– Ну… – Далматов вытащил из кармана носовой платок. – К примеру, вот об этой штуке… готов признать свою ошибку.
– Откуда ты…
– Украл. – Он подвинул журнальный столик, на который и вытряхнул паучка. – К слову, если ты подашь мне кофр…
Саломея подала.
– Так вот, я готов признать свою ошибку. Точнее, частичную ошибку. Смотри.
Кожаная лента с инструментом. Пинцеты всех размеров и мастей. С полдюжины луп. Разобранные весы с хрупкими лапками и чашами, в которые едва ли вместится рисовое зерно. Крохотные гири…
Далматов надел хирургические перчатки.
– Он состоит из двух частей. Видишь, эта круглая, – Илья обвел выпуклое паучье брюхо пинцетом, – она сделана раньше. Это видно по металлу. Золото потемнело. Заметила царапины? И грязь, которая их заполняет. И сам механизм, он не типичен для девятнадцатого века… тогда, подозреваю, медальон и переделали.
– Зачем?
Он пожал плечами:
– Без понятия… не считали важным? Или напротив, пытались спрятать… подожди… к слову, камни – полудрагоценные… да и сама работа… форма любопытна, но не более того…
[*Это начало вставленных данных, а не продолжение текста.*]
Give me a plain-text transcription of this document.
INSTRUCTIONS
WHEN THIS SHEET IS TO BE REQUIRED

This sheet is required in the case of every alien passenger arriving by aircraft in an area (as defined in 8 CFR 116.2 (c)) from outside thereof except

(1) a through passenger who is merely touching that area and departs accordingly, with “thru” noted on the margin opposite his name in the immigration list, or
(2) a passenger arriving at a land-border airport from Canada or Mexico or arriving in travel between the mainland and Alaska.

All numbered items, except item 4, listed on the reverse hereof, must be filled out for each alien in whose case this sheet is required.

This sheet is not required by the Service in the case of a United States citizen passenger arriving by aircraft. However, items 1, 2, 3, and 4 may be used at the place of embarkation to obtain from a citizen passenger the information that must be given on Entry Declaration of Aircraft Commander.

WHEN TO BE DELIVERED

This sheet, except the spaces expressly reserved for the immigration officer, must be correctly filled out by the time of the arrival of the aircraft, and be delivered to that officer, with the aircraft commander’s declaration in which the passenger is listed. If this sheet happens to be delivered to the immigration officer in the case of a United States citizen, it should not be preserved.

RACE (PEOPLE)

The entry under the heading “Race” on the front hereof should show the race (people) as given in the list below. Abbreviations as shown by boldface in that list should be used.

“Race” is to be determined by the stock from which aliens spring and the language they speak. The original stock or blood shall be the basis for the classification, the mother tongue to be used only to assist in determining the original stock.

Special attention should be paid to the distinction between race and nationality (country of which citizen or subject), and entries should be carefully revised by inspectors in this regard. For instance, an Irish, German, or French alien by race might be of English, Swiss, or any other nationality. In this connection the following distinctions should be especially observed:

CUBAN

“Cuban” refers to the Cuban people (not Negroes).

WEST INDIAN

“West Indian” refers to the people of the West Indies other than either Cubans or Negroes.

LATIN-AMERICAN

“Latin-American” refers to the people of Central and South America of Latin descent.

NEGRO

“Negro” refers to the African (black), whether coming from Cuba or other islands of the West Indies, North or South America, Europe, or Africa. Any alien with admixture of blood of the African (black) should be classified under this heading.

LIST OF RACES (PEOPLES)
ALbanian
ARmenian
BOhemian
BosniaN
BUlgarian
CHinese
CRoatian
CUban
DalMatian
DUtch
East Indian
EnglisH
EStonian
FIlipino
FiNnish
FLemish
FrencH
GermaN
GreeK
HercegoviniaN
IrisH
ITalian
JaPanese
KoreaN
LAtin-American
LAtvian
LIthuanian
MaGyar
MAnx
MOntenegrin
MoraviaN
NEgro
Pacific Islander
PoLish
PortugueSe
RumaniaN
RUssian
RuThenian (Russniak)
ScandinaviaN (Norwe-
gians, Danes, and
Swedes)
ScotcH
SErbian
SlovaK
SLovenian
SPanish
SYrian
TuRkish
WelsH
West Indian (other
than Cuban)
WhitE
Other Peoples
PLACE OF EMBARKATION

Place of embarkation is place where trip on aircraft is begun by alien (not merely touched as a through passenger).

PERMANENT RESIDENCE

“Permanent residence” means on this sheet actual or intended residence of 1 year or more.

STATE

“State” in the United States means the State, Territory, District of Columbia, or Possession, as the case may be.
В ловких его руках медальон распадался на части, и казалось, еще немного, и не останется от него ничего, кроме нескольких камней да золотого лома.
– Оболочка… как есть оболочка… – Он сдавил брюшко паука, и то распалось надвое. – А вот это уже настоящее…
Сердце.
Золотое сердце, расцарапанное, примятое, будто кто-то сжимал его в кулаке, пытаясь раздавить.
– Замечательно. – Далматов сгреб золотой лом и достал лупу. Склонился над столом. – Ты знаешь, она ведь была несчастной женщиной…
– Варвара?
– Маргарита Валуа… королева Марго… Дюма ее так назвал, а люди подхватили. Он был талантливым лжецом, и публика его любила.
Далматов очищал поверхность золотого сердца с невероятной нежностью, и Саломея поймала себя на мысли, что ей нравится смотреть.
И слушать.
– Многие ведь считают, что все так и было, как он написал… но книгам нельзя верить. Людям тоже, но книгам – особенно.
Неторопливый. И спокойный. Всецело увлеченный своим делом, но все-таки не умолкающий.
– Представь себе, каково это, родиться в королевской семье… дочь истовой католички Екатерины Медичи, не просто католички, но фанатичной, почти до безумия… а еще одержимой властью. Екатерину готовили быть королевой… она правила, старая паучиха… забавное совпадение, верно? Будто насмешка… спрятать сердце в черном пауке… к слову, Екатерина любила всех своих детей…
Он прервался ненадолго.
– Но власть она любила сильней. Впрочем, что ей еще оставалось? Ее саму передали немолодому и не слишком любящему супругу, этаким живым залогом мира и вечной дружбы. В дружбу никто не верил… Екатерина оказалась в чужой стране, среди людей, которые ненавидели ее лишь за то, что она – итальянка. Католичка… все жалели гугенотов, на которых коварно напали злые католики, но правда в том, что гугеноты ничуть не лучше. Они не единожды устраивали резню, и Варфоломеевская ночь – это лишь попытка ответить тем же… Екатерина желала сохранить власть…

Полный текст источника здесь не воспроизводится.